The Westerns had a post office and general stores in Burrington, and they sold everything – well, nearly everything. It was a drapers, hardware shop, they had wellington boots, china for wedding presents, ammunition for guns and medicines. James was a cobbler too and he had the first generator for the village, in the days before mains
And it wasn’t the only shop, there was another across the road. These shops and the post office have now all gone, although a new community shop launched last year and a post office van visits twice a week. These days, when we’re used to pulling up at purpose built supermarket petrol stations, it’s hard to imagine that not so long ago people would get their petrol from little village shops like this; what’s more, you’d never be expected to help yourself.

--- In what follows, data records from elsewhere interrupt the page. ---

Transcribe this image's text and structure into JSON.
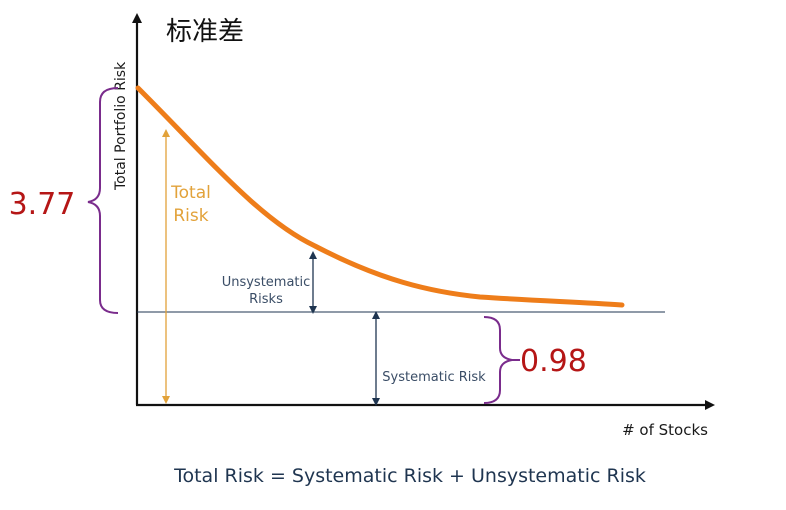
{
  "title": "标准差",
  "y_axis_label": "Total Portfolio Risk",
  "x_axis_label": "# of Stocks",
  "labels": {
    "total_risk": [
      "Total",
      "Risk"
    ],
    "unsystematic": [
      "Unsystematic",
      "Risks"
    ],
    "systematic": "Systematic Risk"
  },
  "values": {
    "total_bracket": "3.77",
    "systematic_bracket": "0.98"
  },
  "formula": "Total Risk = Systematic Risk + Unsystematic Risk",
  "colors": {
    "curve": "#ee7d1a",
    "total_risk": "#e2a23a",
    "navy": "#1f3550",
    "bracket": "#7a2c8c",
    "value_red": "#b51616",
    "axis": "#111111"
  }
}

Susan said if anyone wanted petrol they’d go through the garage to the back of their house and knock on the door. One of the family would pop out and fill up – even the children, including Susan, if needs be.
The Esso sign would no doubt be a vintage collectable now, an iconic trademark; when Susan sees it she thinks of the Esso Tiger Tails promotion, fake tails which motorists would tie to their petrol tanks.
Many villages had one or two notable trees, often in the centre or at a crossroads; as the years go by their roots would push up through the surrounding concrete. The oak at Burrington is still standing and is a landmark in its own right, loved by the locals.
The notice board seems quite small, and needless to say was replaced over the years and moved to a more practical site.